だからこそ、調子が良くなったと感じても、自己判断で急にやめないことが大切です。うつ病では、良くなったあともしばらく服用を続けることが再発予防につながるとされています。減らす時期とペースは、症状が安定していることを確認しながら、主治医と一緒に少しずつ進めていきます。
生活上の注意
- 車の運転など: 眠気やめまいがあらわれることがあるため、自動車の運転など危険を伴う機械の操作には十分注意してください。特に飲み始めや増量した時期は慎重に過ごしてください。
- アルコール: 添付文書で併用が禁止されているわけではありませんが、飲酒は眠気やふらつきを強めるおそれがあります。服用中の飲酒については主治医にご相談ください。
- 妊娠・授乳: 妊娠中の方・妊娠の可能性のある方には、治療上の有益性が危険性を上回ると判断される場合に使用するとされています。授乳中は母乳へ移行することが報告されており、治療の有益性と母乳栄養の有益性を考えて、継続や中止を検討します。妊娠を考えている方・妊娠が分かった方は、自己判断で中止せず、必ずご相談ください。

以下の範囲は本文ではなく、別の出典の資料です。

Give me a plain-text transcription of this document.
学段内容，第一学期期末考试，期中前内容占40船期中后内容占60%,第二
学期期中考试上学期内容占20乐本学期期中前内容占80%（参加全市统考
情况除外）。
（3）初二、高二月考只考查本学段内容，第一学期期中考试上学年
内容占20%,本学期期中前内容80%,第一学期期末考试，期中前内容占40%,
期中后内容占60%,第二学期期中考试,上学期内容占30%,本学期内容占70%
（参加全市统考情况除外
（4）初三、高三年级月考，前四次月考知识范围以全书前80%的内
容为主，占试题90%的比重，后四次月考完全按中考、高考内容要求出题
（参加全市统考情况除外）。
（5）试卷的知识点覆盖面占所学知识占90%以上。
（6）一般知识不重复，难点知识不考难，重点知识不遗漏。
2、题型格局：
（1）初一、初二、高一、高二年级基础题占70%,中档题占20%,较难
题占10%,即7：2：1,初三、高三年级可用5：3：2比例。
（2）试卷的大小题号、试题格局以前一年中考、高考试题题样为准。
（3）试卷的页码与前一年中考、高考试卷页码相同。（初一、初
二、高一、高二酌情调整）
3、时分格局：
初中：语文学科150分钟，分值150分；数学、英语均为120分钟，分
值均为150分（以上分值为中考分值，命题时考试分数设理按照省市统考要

- 飲み合わせ: 一部の片頭痛治療薬や鎮痛薬、胃薬などとの飲み合わせに注意が必要な場合があります。市販薬やサプリメント(特にセントジョーンズワート/セイヨウオトギリソウ)を使う前にもご相談ください。受診の際はお薬手帳をお持ちください。
当院で処方するとき
当院では、うつ病や社交不安障害の診断と重症度、体質、生活の状況(お仕事や運転の必要性など)をうかがったうえで、レクサプロが適しているかどうかを判断します。開始後しばらくは、効果と副作用を確認するために比較的短い間隔で診察を行い、量の調整を丁寧に進めます。

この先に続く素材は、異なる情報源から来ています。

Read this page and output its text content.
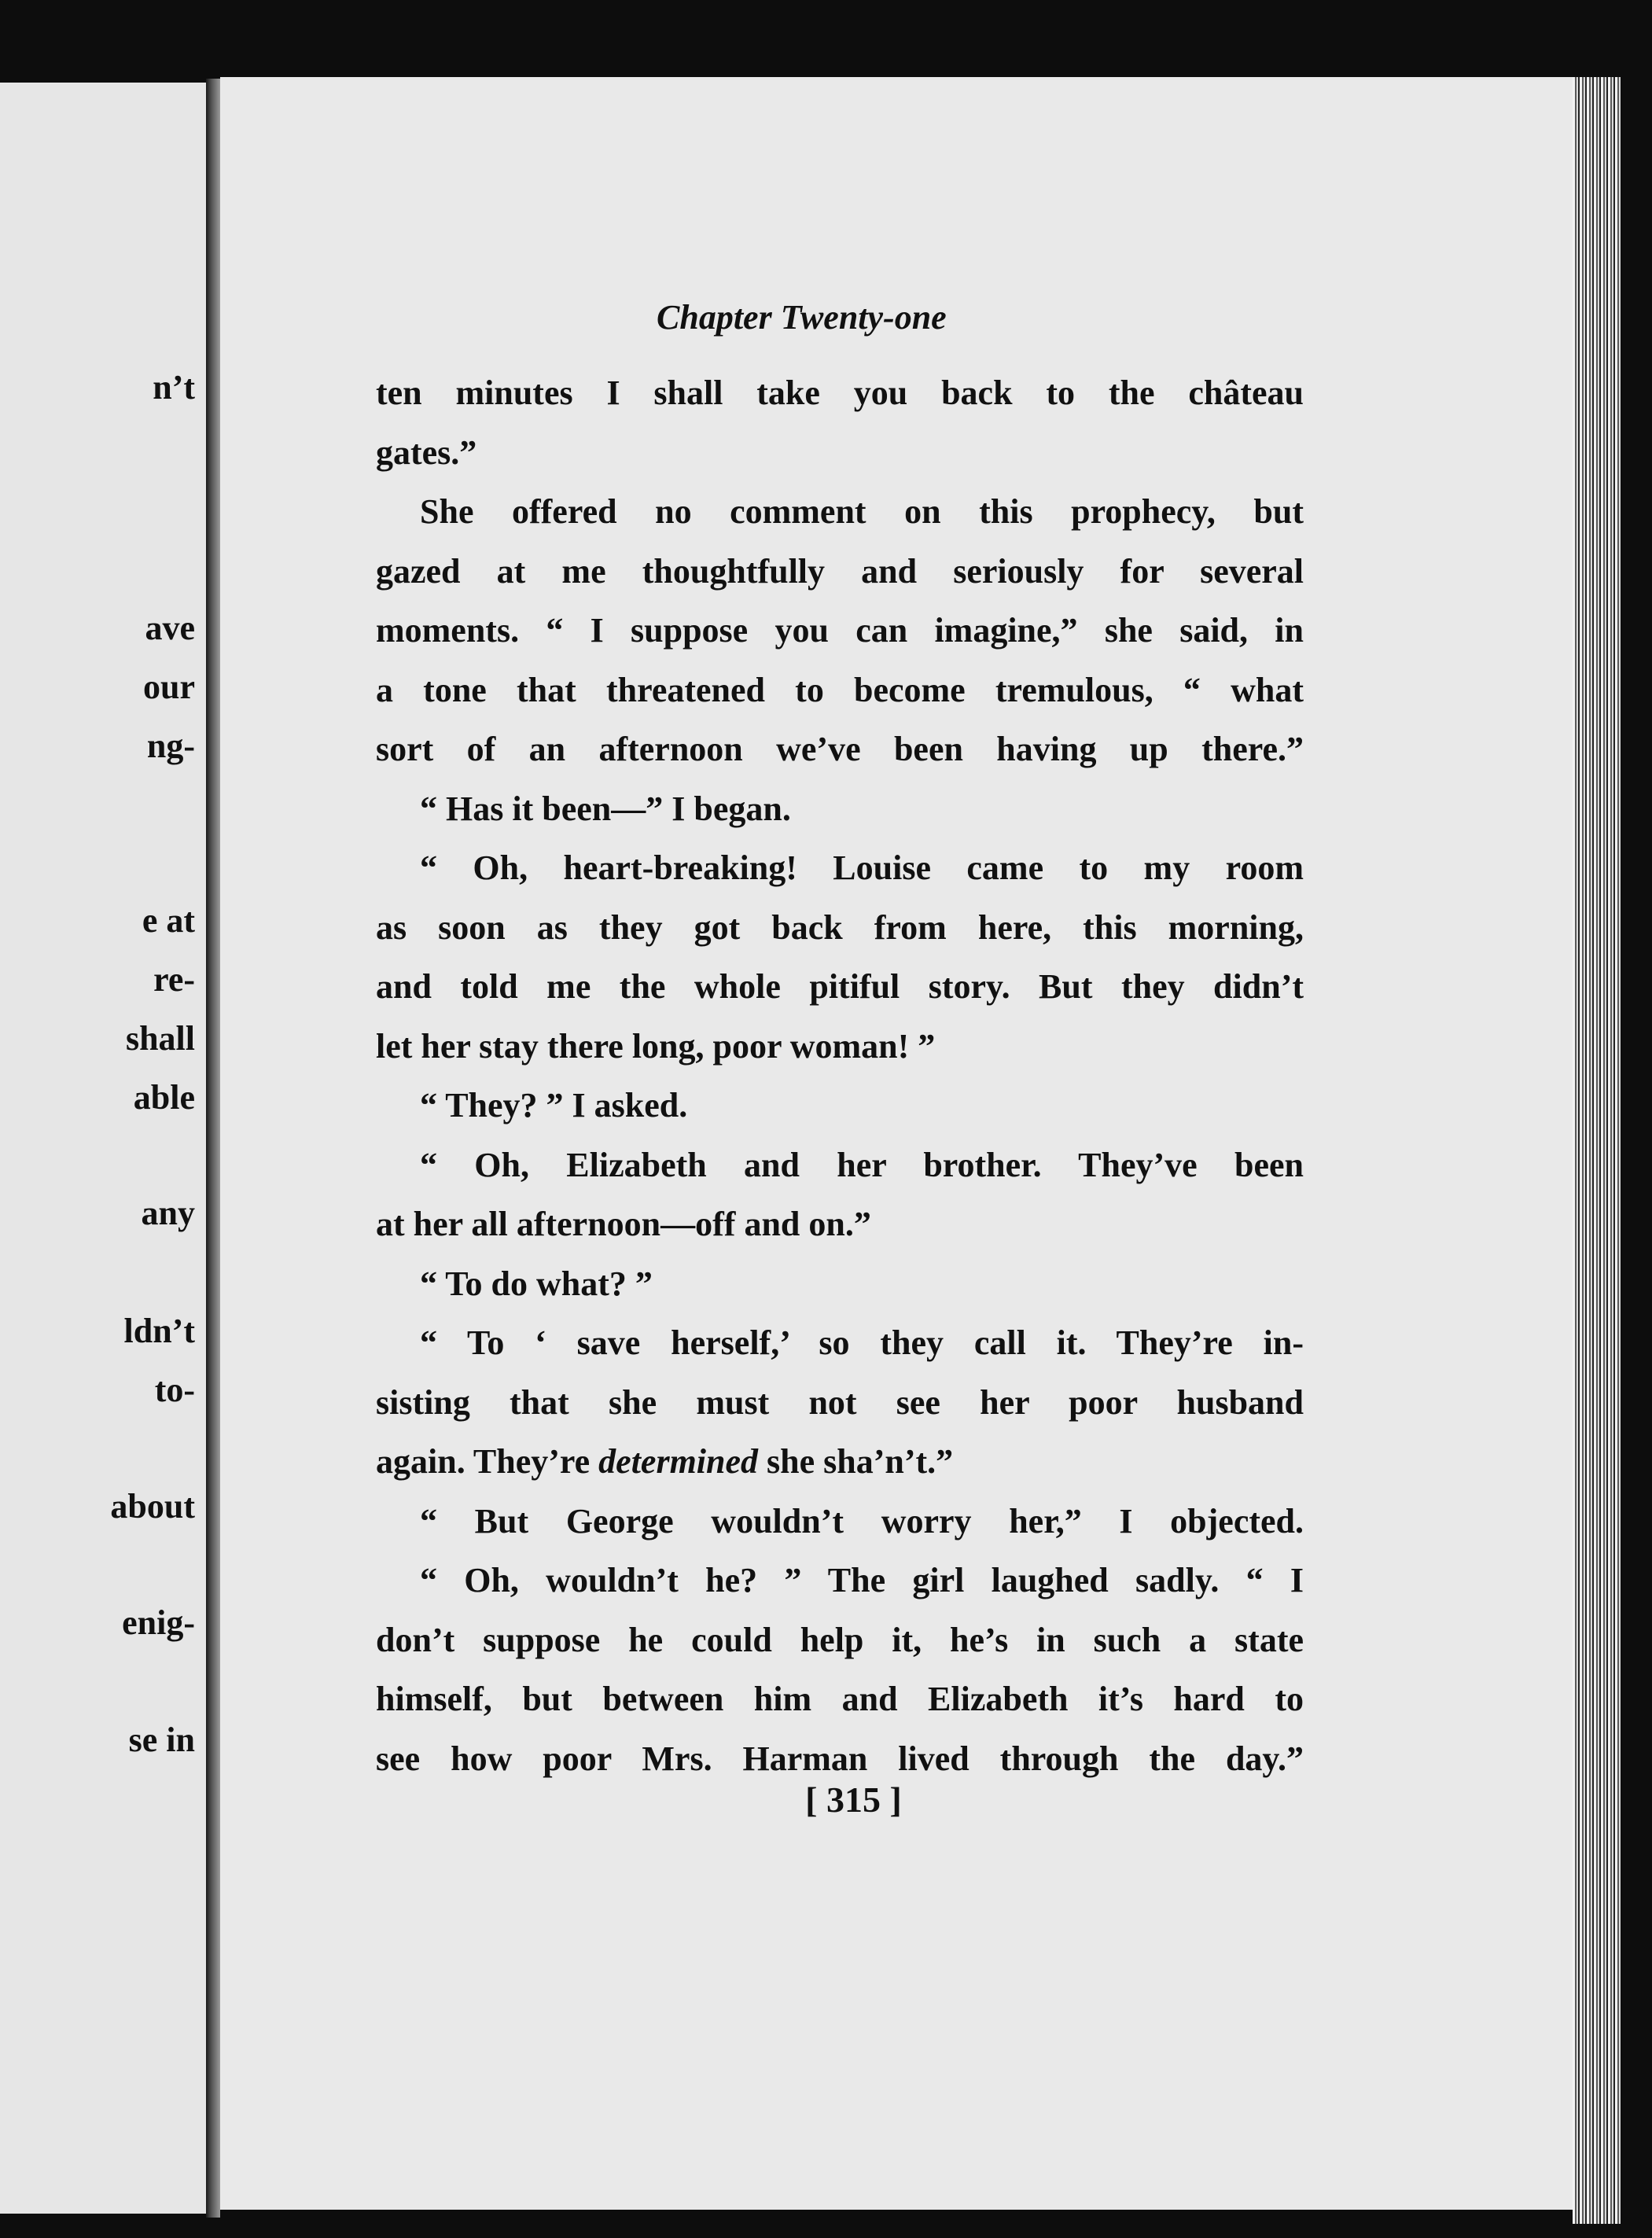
n’t
ave
our
ng-
e at
re-
shall
able
any
ldn’t
to-
about
enig-
se in
Chapter Twenty-one
ten minutes I shall take you back to the château
gates.”
She offered no comment on this prophecy, but
gazed at me thoughtfully and seriously for several
moments. “ I suppose you can imagine,” she said, in
a tone that threatened to become tremulous, “ what
sort of an afternoon we’ve been having up there.”
“ Has it been—” I began.
“ Oh, heart-breaking! Louise came to my room
as soon as they got back from here, this morning,
and told me the whole pitiful story. But they didn’t
let her stay there long, poor woman! ”
“ They? ” I asked.
“ Oh, Elizabeth and her brother. They’ve been
at her all afternoon—off and on.”
“ To do what? ”
“ To ‘ save herself,’ so they call it. They’re in-
sisting that she must not see her poor husband
again. They’re determined she sha’n’t.”
“ But George wouldn’t worry her,” I objected.
“ Oh, wouldn’t he? ” The girl laughed sadly. “ I
don’t suppose he could help it, he’s in such a state
himself, but between him and Elizabeth it’s hard to
see how poor Mrs. Harman lived through the day.”
[ 315 ]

薬は治療の柱の一つですが、それだけがすべてではありません。休養や生活リズムの調整、環境の調整などと組み合わせながら、回復を一緒に目指していきます。薬への不安や疑問は、どんな小さなことでも診察でお聞かせください。
参考文献
- レクサプロ錠10mg/レクサプロ錠20mg 添付文書(2025年4月改訂・第7版、持田製薬) — KEGG MEDICUS掲載の電子添文を参照(参照日: 2026-07-07)
よくある質問
飲み始めてからどのくらいで効果が出ますか?
個人差はありますが、一般に効果を実感するまでには2〜4週間ほどかかるとされています。先に眠気や吐き気などの副作用だけを感じる時期があることも珍しくありません。「効いていない」と感じても自己判断でやめず、診察でご相談ください。
レクサプロはやめられなくなる薬ですか?
いわゆる依存性のある薬ではないとされています。ただし、急に中止するとめまいや不安などの症状(中断症状)が出ることがあるため、やめるときは主治医と相談しながら時間をかけて少しずつ減らします。症状が安定したことを確認しつつ計画的に減らすことで、やめられる方も多くいます。
服用中に車の運転をしてもよいですか?
添付文書では、眠気やめまいがあらわれることがあるため、自動車の運転など危険を伴う機械の操作には十分注意することとされています。一律に禁止されているわけではありませんが、特に飲み始めや増量後に眠気が強いときは運転を控え、状態を主治医と確認しながら判断してください。
妊娠中や授乳中でも飲めますか?
妊娠中の方・妊娠の可能性のある方には、治療上の有益性が危険性を上回ると判断される場合に使用するとされています。授乳中は母乳へ移行することが報告されており、治療の有益性と母乳栄養の有益性を考えて方針を決めます。妊娠が分かったときや妊娠を希望するときは、自己判断で中止せず必ず主治医にご相談ください。
効果を感じられないときはどうすればよいですか?
まずは診察でそのままお伝えください。効果が出るまでの時間を待つ段階なのか、量の調整や薬の変更を検討する段階なのかを医師が判断します。自己判断で量を増やしたり、急にやめたりしないようにしてください。